To install GitNifi into an existing flow, import and instantiate the GitNifi.xml template.

Splitting a Nifi flow into flow-maps

To generate separate XML files for the Nifi flow, empty the ${gitnifi} directory. (You only need to remove those parts that will not be overwritten in the next step.)

Then copy the flow.xml.gz from a (running) Nifi installation into the ${gitnifi} directory. The copied flow.xml.gz will be deleted, so it will not end up in your Git repository.

Start the processing group called 'Split Nifi flow into flow-map files'. This will result in a number of ...flow-map.xml files in the ${gitnifi} directory. These files can be committed to your Git repository, and can be used to re-generate flow.xml.gz.

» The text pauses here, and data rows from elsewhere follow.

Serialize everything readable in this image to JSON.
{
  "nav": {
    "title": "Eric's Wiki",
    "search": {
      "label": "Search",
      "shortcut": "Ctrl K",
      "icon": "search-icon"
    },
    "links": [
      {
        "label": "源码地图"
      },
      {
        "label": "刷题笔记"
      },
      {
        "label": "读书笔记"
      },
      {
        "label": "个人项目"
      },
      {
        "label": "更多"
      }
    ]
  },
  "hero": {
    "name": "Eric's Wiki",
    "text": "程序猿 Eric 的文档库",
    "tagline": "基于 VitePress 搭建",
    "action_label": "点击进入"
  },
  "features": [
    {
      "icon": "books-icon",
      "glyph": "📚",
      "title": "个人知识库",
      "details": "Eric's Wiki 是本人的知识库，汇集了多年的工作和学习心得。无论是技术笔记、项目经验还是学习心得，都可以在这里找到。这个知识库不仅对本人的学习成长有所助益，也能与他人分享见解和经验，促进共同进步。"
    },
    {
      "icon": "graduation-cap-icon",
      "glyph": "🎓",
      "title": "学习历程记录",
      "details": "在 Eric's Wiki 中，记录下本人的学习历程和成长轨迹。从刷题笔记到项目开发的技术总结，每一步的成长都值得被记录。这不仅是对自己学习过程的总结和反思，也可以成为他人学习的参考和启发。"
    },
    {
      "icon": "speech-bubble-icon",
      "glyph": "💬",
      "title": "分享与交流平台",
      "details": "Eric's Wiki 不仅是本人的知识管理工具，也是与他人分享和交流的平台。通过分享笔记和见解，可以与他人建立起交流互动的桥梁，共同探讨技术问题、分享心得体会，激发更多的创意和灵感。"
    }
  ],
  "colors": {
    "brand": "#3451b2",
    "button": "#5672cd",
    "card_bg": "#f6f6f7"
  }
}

Stop the processing group 'Split Nifi flow into flow-map files', or it will continue to execute.

Joining flow-maps into a Nifi flow

To generate a Nifi flow from ...flow-map.xml files in the ${gitnifi} directory, Nifi must be running. Start the processing group called 'Merge flow-map files into Nifi flow'.

This will generate a new flow.xml.gz in the ${gitnifi} directory. Stop the processing group 'Merge flow-map files into Nifi flow'.

Stop Nifi, and copy the generated flow.xml.gz into the conf directory of your Nifi installation. This will overwrite your existing flow.xml.gz, which you should copy to a backup location, in case GitNifi does not work as expected.

Start Nifi again, and you will see the flow that was generated.

Remarks

I have tested GitNifi on several flows, doing a round-trip from flow.xml.gz to separate flow-map files, and back to flow.xml.gz. The only thing that changed was the processor status (running or stopped) of the GitNifi processing groups. I have also used GitNifi to store and retrieve Nifi flows with a small team. Nevertheless, you should not trust GitNifi to generate correct flows. Fortunately, Nifi keeps a history of flows in conf/archive, so you can always go back to an earlier flow version.

The term 'flow-map' is used, because in an earlier stage, my intention was to make something similar to sitemaps in Apache Cocoon. A flow-map would have associated resources, which would be easily accessible from a process group.